La participación de Afghan Women United en la FIFA Unites: Women’s Series 2025 es un paso importante, pero no está exenta de desafíos. Desde el regreso de los talibanes al poder en 2021, los deportes femeninos están prohibidos, al igual que la educación y la posibilidad de realizar la mayoría de trabajos. Esta situación ha obligado a muchas mujeres a buscar refugio en otros países, donde puedan ejercer sus derechos y perseguir sus sueños. La creación de este equipo de refugiadas es un símbolo de esperanza y resistencia, pero también pone de manifiesto la necesidad de seguir luchando por la igualdad y la justicia en Afganistán. El apoyo de la FIFA a esta selección ha incluido importantes “recursos financieros”, la organización de campos de entrenamiento en instalaciones de primer nivel y el establecimiento de una red profesional de expertos para garantizar que las jugadoras afganas reciban la misma atención y oportunidades que cualquier otra selección nacional femenina de alto nivel. Fátima Haidari, capitana de Afghan Women United, expresó su agradecimiento a la FIFA por esta oportunidad, destacando que es un mensaje claro al mundo sobre la capacidad de las mujeres para alcanzar sus metas, incluso en las circunstancias más adversas. “Antes de la llegada al poder de los talibanes”, Afganistán tenía a 25 jugadoras en la selección y su último partido internacional lo disputó en 2021, en una derrota por 5-0 ante Qatar. La mayoría de ellas huyeron a Australia, donde viven actualmente.
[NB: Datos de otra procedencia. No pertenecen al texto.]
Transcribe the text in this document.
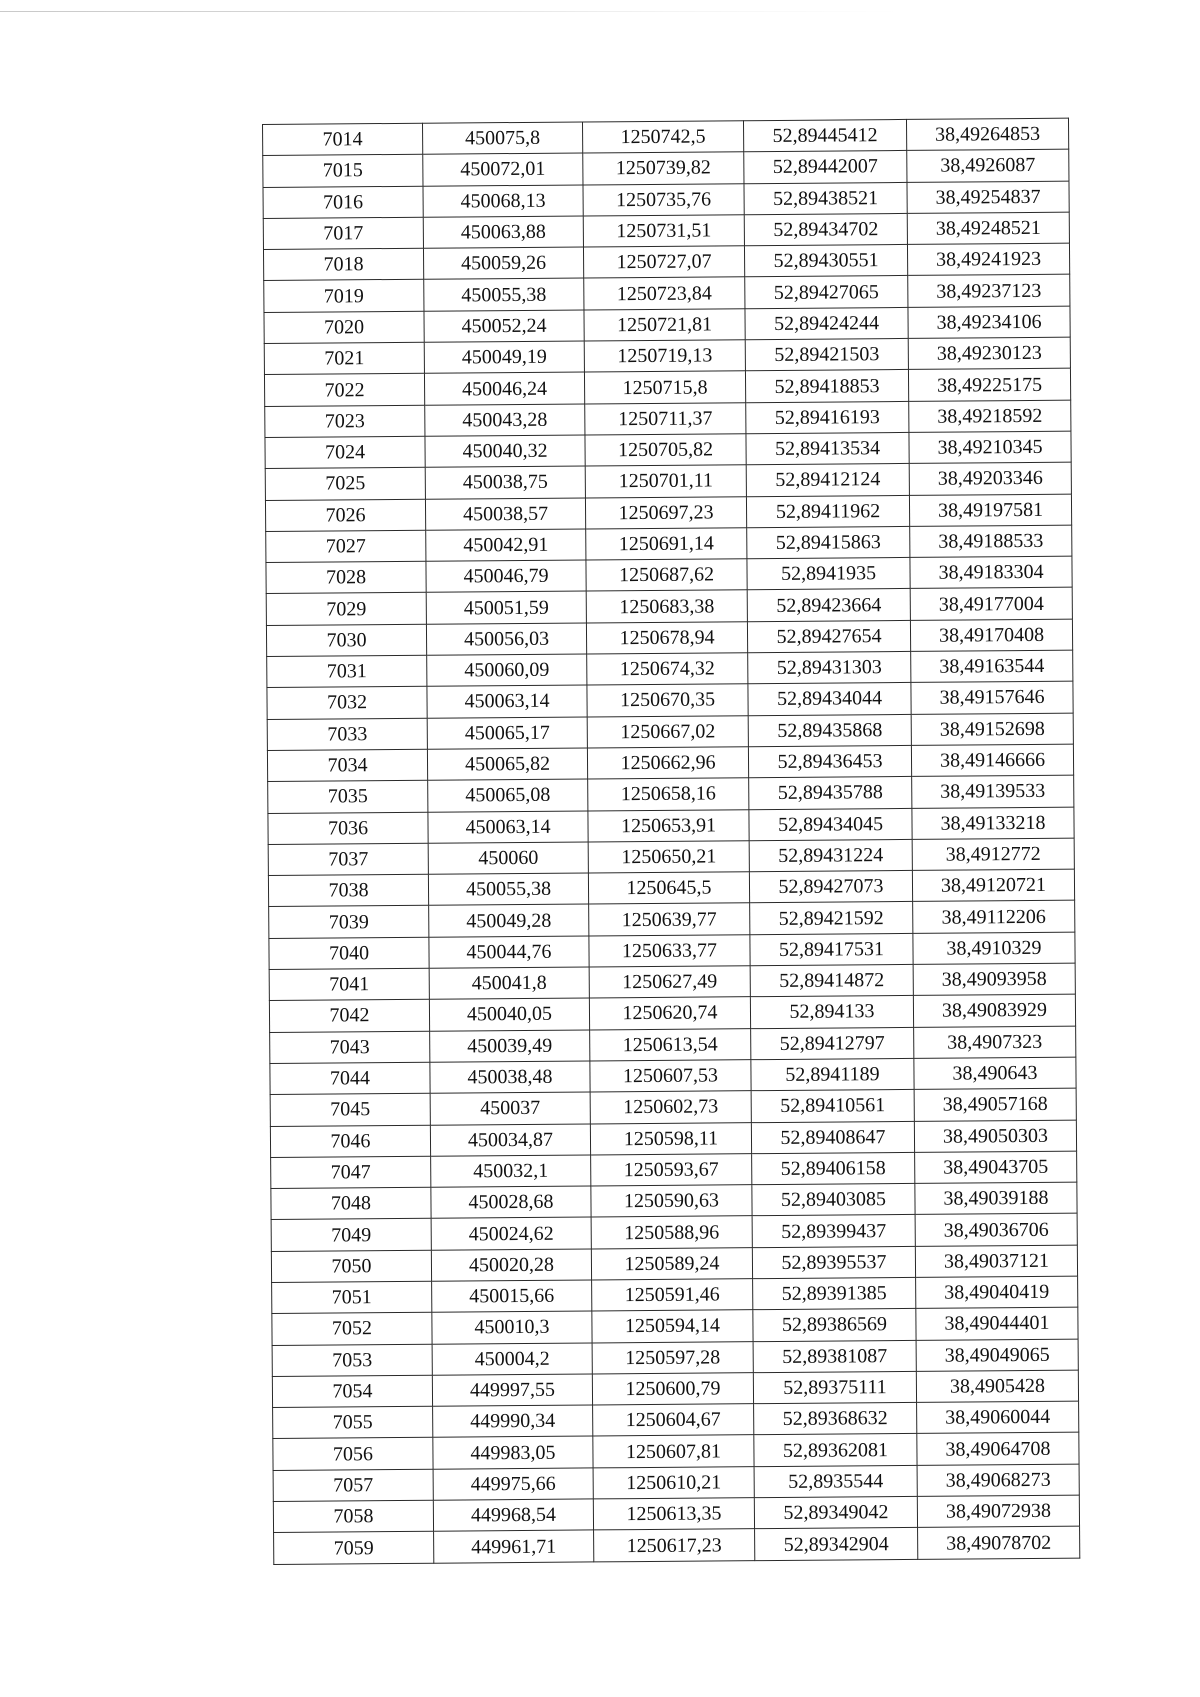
7014	450075,8	1250742,5	52,89445412	38,49264853
7015	450072,01	1250739,82	52,89442007	38,4926087
7016	450068,13	1250735,76	52,89438521	38,49254837
7017	450063,88	1250731,51	52,89434702	38,49248521
7018	450059,26	1250727,07	52,89430551	38,49241923
7019	450055,38	1250723,84	52,89427065	38,49237123
7020	450052,24	1250721,81	52,89424244	38,49234106
7021	450049,19	1250719,13	52,89421503	38,49230123
7022	450046,24	1250715,8	52,89418853	38,49225175
7023	450043,28	1250711,37	52,89416193	38,49218592
7024	450040,32	1250705,82	52,89413534	38,49210345
7025	450038,75	1250701,11	52,89412124	38,49203346
7026	450038,57	1250697,23	52,89411962	38,49197581
7027	450042,91	1250691,14	52,89415863	38,49188533
7028	450046,79	1250687,62	52,8941935	38,49183304
7029	450051,59	1250683,38	52,89423664	38,49177004
7030	450056,03	1250678,94	52,89427654	38,49170408
7031	450060,09	1250674,32	52,89431303	38,49163544
7032	450063,14	1250670,35	52,89434044	38,49157646
7033	450065,17	1250667,02	52,89435868	38,49152698
7034	450065,82	1250662,96	52,89436453	38,49146666
7035	450065,08	1250658,16	52,89435788	38,49139533
7036	450063,14	1250653,91	52,89434045	38,49133218
7037	450060	1250650,21	52,89431224	38,4912772
7038	450055,38	1250645,5	52,89427073	38,49120721
7039	450049,28	1250639,77	52,89421592	38,49112206
7040	450044,76	1250633,77	52,89417531	38,4910329
7041	450041,8	1250627,49	52,89414872	38,49093958
7042	450040,05	1250620,74	52,894133	38,49083929
7043	450039,49	1250613,54	52,89412797	38,4907323
7044	450038,48	1250607,53	52,8941189	38,490643
7045	450037	1250602,73	52,89410561	38,49057168
7046	450034,87	1250598,11	52,89408647	38,49050303
7047	450032,1	1250593,67	52,89406158	38,49043705
7048	450028,68	1250590,63	52,89403085	38,49039188
7049	450024,62	1250588,96	52,89399437	38,49036706
7050	450020,28	1250589,24	52,89395537	38,49037121
7051	450015,66	1250591,46	52,89391385	38,49040419
7052	450010,3	1250594,14	52,89386569	38,49044401
7053	450004,2	1250597,28	52,89381087	38,49049065
7054	449997,55	1250600,79	52,89375111	38,4905428
7055	449990,34	1250604,67	52,89368632	38,49060044
7056	449983,05	1250607,81	52,89362081	38,49064708
7057	449975,66	1250610,21	52,8935544	38,49068273
7058	449968,54	1250613,35	52,89349042	38,49072938
7059	449961,71	1250617,23	52,89342904	38,49078702
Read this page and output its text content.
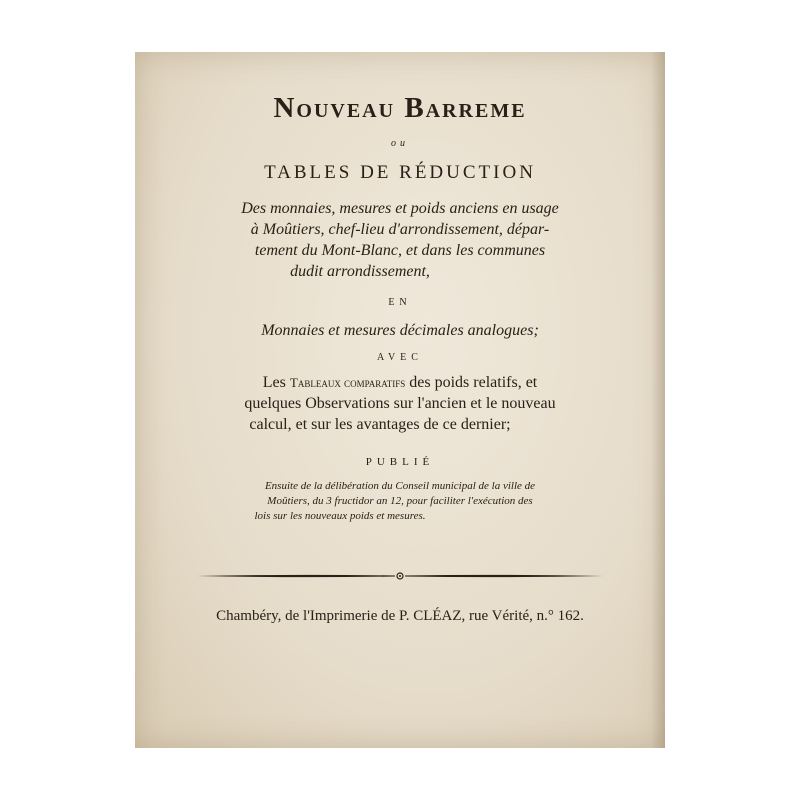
Nouveau Barreme
ou
TABLES DE RÉDUCTION
Des monnaies, mesures et poids anciens en usage
à Moûtiers, chef-lieu d'arrondissement, dépar-
tement du Mont-Blanc, et dans les communes
dudit arrondissement,
EN
Monnaies et mesures décimales analogues;
AVEC
Les Tableaux comparatifs des poids relatifs, et
quelques Observations sur l'ancien et le nouveau
calcul, et sur les avantages de ce dernier;
PUBLIÉ
Ensuite de la délibération du Conseil municipal de la ville de
Moûtiers, du 3 fructidor an 12, pour faciliter l'exécution des
lois sur les nouveaux poids et mesures.
Chambéry, de l'Imprimerie de P. CLÉAZ, rue Vérité, n.° 162.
En el partido contra Chad, las afganas abrieron el marcador gracias a un gol de penalti de la delantera Manozh Noori, demostrando que, a pesar de las dificultades, el talento y la pasión por el fútbol siguen intactos. Sin embargo, sus rivales remontaron con facilidad el resultado, evidenciando la necesidad de seguir trabajando en la preparación y el desarrollo del equipo. “Este miércoles”, volverán a saltar al césped, esta vez contra Túnez, y finalizarán ante Libia el sábado, buscando mejorar su rendimiento y seguir llevando un mensaje de esperanza a todas las mujeres afganas. Khalida Popal, en una entrevista con EL PAÍS en mayo, explicó que el paso más importante que esperan las mujeres futbolistas afganas sería el reconocimiento pleno de la FIFA para poder jugar encuentros oficiales. Sin embargo, la única manera de que el organismo internacional avale a la selección afgana como un equipo oficial es que lo haga también la Federación Afgana de Fútbol, la entidad que regula el deporte a nivel nacional. “Desafortunadamente, nuestra federación está bajo control talibán, entonces eso no es posible”, reprochaba Popal, que ha ayudado a cientos de mujeres, incluidas las de la antigua selección, a escapar del régimen talibán y conseguir el estatus de refugiados en varios países del mundo. Por ello, aseguraba, “la regulación de la FIFA tiene que cambiar para que podamos representar a Afganistán como selección oficial”. Por lo pronto, ya lo hacen bajo la bandera de mujeres afganas refugiadas.